Gloria Hemingway
Gloria Hemingway | |
|---|---|
| Born | Gregory Hancock Hemingway November 12, 1931 Kansas City, Missouri, U.S. |
| Died | October 1, 2001 (aged 69) Key Biscayne, Florida, U.S. |
| Resting place | Ketchum Cemetery Ketchum, Idaho, U.S. |
| Alma mater | University of Miami Medical School (MD) |
| Occupations | Physician, writer |
| Spouses | Shirley Jane Rhodes
(m. 1951; div. 1956)Alice Thomas
(m. 1959; div. 1967)Valerie Danby-Smith
(m. 1967; div. 1989)Ida Mae Galliher
(m. 1992; div. 1995)
(m. 1997) |
| Children | 8, including Lorian Hemingway and John Hemingway |
| Parent(s) | Ernest Hemingway Pauline Pfeiffer |
| Relatives | Patrick Hemingway (brother) Jack Hemingway (half-brother) |
| Military career | |
| Allegiance | United States |
| Branch | U.S. Army |
| Service years | 1956 |
| Rank | Private |
Gloria Hemingway (born Gregory Hancock Hemingway, November 12, 1931 – October 1, 2001) was an American physician and writer who was the third and youngest child of author Ernest Hemingway. Although she was identified male at birth and lived most of her life publicly as a man, she struggled with her gender identity from a young age. In her 60s, she underwent gender transition surgery, and preferred the name Gloria when possible.

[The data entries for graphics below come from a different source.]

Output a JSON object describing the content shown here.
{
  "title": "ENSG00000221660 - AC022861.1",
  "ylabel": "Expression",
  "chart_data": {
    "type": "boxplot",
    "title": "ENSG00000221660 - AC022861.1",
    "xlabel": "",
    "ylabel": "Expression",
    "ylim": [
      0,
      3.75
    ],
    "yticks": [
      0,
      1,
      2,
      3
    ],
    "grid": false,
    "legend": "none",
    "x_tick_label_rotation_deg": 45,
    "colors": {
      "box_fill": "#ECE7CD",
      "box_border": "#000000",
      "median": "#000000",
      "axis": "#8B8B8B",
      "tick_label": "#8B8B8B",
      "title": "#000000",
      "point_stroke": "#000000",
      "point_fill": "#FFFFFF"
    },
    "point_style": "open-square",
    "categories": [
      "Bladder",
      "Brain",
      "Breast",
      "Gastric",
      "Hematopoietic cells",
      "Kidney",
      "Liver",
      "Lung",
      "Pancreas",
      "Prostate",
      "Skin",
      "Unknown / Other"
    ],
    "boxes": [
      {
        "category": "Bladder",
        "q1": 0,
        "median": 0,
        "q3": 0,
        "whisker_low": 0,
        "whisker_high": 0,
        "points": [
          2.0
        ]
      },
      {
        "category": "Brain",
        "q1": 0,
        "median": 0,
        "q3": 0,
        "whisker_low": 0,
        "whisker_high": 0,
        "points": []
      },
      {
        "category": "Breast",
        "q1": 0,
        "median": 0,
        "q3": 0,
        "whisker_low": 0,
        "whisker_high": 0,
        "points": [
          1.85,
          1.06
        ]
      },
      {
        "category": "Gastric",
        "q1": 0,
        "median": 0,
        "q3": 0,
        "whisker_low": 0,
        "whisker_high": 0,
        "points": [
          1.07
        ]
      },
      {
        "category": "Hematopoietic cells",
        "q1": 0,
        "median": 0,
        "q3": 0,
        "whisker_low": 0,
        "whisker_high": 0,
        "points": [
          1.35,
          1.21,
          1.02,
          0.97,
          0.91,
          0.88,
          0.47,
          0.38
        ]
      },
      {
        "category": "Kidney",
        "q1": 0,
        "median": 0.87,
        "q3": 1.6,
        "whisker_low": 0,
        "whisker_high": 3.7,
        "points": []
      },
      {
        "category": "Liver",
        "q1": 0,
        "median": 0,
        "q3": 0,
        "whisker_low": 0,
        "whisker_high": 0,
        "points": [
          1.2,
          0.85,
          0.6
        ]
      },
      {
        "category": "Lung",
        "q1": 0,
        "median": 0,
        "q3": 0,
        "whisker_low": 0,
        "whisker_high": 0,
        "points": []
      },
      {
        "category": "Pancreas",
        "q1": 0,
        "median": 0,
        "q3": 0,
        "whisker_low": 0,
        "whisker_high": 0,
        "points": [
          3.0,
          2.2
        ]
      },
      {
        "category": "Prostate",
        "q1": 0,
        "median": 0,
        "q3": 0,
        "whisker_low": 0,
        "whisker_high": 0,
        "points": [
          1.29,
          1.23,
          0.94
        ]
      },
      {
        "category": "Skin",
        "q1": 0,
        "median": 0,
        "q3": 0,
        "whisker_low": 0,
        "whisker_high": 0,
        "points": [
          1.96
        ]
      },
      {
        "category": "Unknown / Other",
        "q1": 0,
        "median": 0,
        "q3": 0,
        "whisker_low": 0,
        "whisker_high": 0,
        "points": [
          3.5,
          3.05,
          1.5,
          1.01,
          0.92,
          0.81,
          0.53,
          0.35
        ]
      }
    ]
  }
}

A good athlete and a crack shot, she longed to be a typical Hemingway hero and trained as a professional hunter in Africa, but her alcoholism prevented her from gaining a license, and it ultimately cost her her medical license in the United States, too. Hemingway maintained a long-running feud with her father, stemming from a 1951 incident when her arrest for entering a women's bathroom in a Los Angeles movie theater dressed in women's clothing caused an argument between Ernest and Pauline Pfeiffer, Gloria's mother. Pfeiffer died from a stress-related condition the following day, which Ernest blamed on Gloria.
In 1976, she authored a bestselling memoir of her father, Papa: A Personal Memoir, which was seen by some to reflect troubles of her own. These included wearing women's clothes, which she ascribed to gender dysphoria.